Our final model is: Vt ~ Glu + ROI
Recall the analysis result:
summary(model_1)
##
## Call:
## lm(formula = Vt ~ Type_num + ROI, data = data_clean)
##
## Residuals:
## Min 1Q Median 3Q Max
## -13.9921 -5.2949 -0.2151 4.7763 14.9398
##
## Coefficients:
## Estimate Std.
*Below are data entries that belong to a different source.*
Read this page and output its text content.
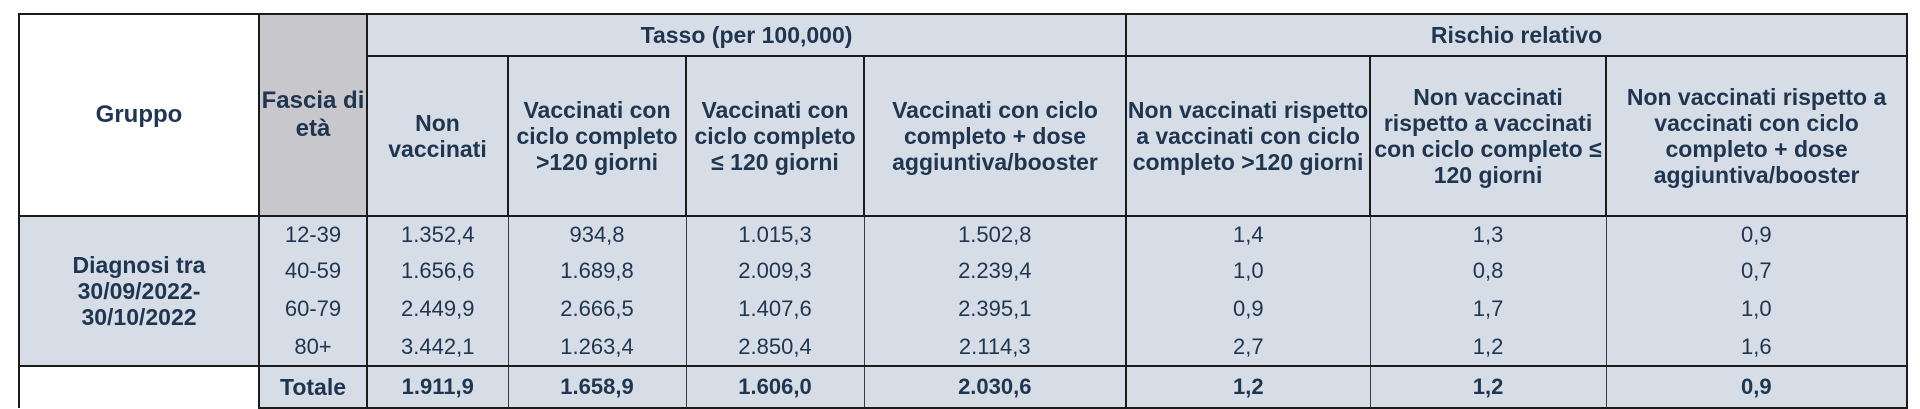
Gruppo	Fascia di età	Tasso (per 100,000)				Rischio relativo		
		Non vaccinati	Vaccinati con ciclo completo >120 giorni	Vaccinati con ciclo completo ≤ 120 giorni	Vaccinati con ciclo completo + dose aggiuntiva/booster	Non vaccinati rispetto a vaccinati con ciclo completo >120 giorni	Non vaccinati rispetto a vaccinati con ciclo completo ≤ 120 giorni	Non vaccinati rispetto a vaccinati con ciclo completo + dose aggiuntiva/booster
Diagnosi tra 30/09/2022-30/10/2022	12-39	1.352,4	934,8	1.015,3	1.502,8	1,4	1,3	0,9
	40-59	1.656,6	1.689,8	2.009,3	2.239,4	1,0	0,8	0,7
	60-79	2.449,9	2.666,5	1.407,6	2.395,1	0,9	1,7	1,0
	80+	3.442,1	1.263,4	2.850,4	2.114,3	2,7	1,2	1,6
	Totale	1.911,9	1.658,9	1.606,0	2.030,6	1,2	1,2	0,9
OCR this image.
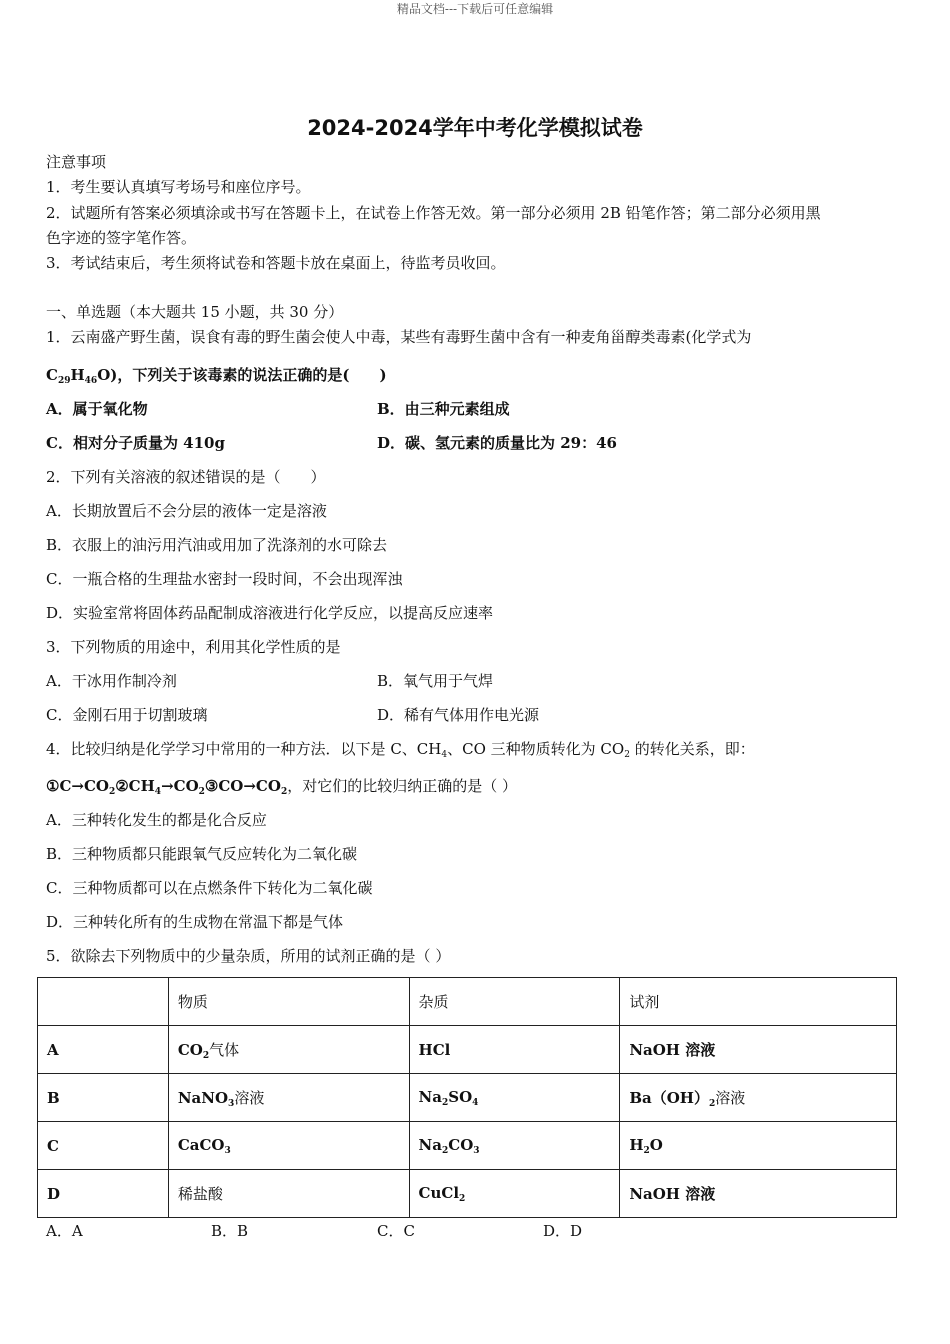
精品文档---下载后可任意编辑
2024-2024学年中考化学模拟试卷
注意事项
1．考生要认真填写考场号和座位序号。
2．试题所有答案必须填涂或书写在答题卡上，在试卷上作答无效。第一部分必须用 2B 铅笔作答；第二部分必须用黑
色字迹的签字笔作答。
3．考试结束后，考生须将试卷和答题卡放在桌面上，待监考员收回。
一、单选题（本大题共 15 小题，共 30 分）
1．云南盛产野生菌，误食有毒的野生菌会使人中毒，某些有毒野生菌中含有一种麦角甾醇类毒素(化学式为
$C_{29}H_{46}O$)，下列关于该毒素的说法正确的是(　　)
A．属于氧化物	B．由三种元素组成
C．相对分子质量为 410g	D．碳、氢元素的质量比为 29：46
2．下列有关溶液的叙述错误的是（　　）
A．长期放置后不会分层的液体一定是溶液
B．衣服上的油污用汽油或用加了洗涤剂的水可除去
C．一瓶合格的生理盐水密封一段时间，不会出现浑浊
D．实验室常将固体药品配制成溶液进行化学反应，以提高反应速率
3．下列物质的用途中，利用其化学性质的是
A．干冰用作制冷剂	B．氧气用于气焊
C．金刚石用于切割玻璃	D．稀有气体用作电光源
4．比较归纳是化学学习中常用的一种方法．以下是 C、$CH_4$、CO 三种物质转化为 $CO_2$ 的转化关系，即：
$①C\to CO_2②CH_4\to CO_2③CO\to CO_2$，对它们的比较归纳正确的是（ ）
A．三种转化发生的都是化合反应
B．三种物质都只能跟氧气反应转化为二氧化碳
C．三种物质都可以在点燃条件下转化为二氧化碳
D．三种转化所有的生成物在常温下都是气体
5．欲除去下列物质中的少量杂质，所用的试剂正确的是（ ）
	物质	杂质	试剂
A	$CO_2$气体	HCl	NaOH 溶液
B	NaNO$_3$溶液	$Na_2SO_4$	$Ba(OH)_2$溶液
C	CaCO$_3$	$Na_2CO_3$	$H_2O$
D	稀盐酸	CuCl$_2$	NaOH 溶液
A．A	B．B	C．C	D．D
Error t value Pr(>|t|)
## (Intercept) 35.6587 1.1900 29.965 < 2e-16 ***
## Type_num2 -2.1986 1.0591 -2.076 0.039262 *
## Type_num3 -0.8585 1.3072 -0.657 0.512161
## ROILacingulateVt -3.9668 1.4989 -2.646 0.008830 **
## ROILDLPFCVt -5.1880 1.4802 -3.505 0.000572 ***
## ROIRacingulateVt -5.2906 1.5095 -3.505 0.000572 ***
## ROIRDLPFCVt -4.5200 1.5190 -2.976 0.003309 **
## ---
## Signif. codes: 0 '***' 0.001 '**' 0.01 '*' 0.05 '.' 0.1 ' ' 1
##
## Residual standard error: 6.617 on 187 degrees of freedom
## Multiple R-squared: 0.1034, Adjusted R-squared: 0.07467
## F-statistic: 3.596 on 6 and 187 DF, p-value: 0.002134
Keep in mind, there could be other factors that impact the result:
Low sample size
Biases
Random effects
Treat this analysis as a tutorial. Not your actual data analysis.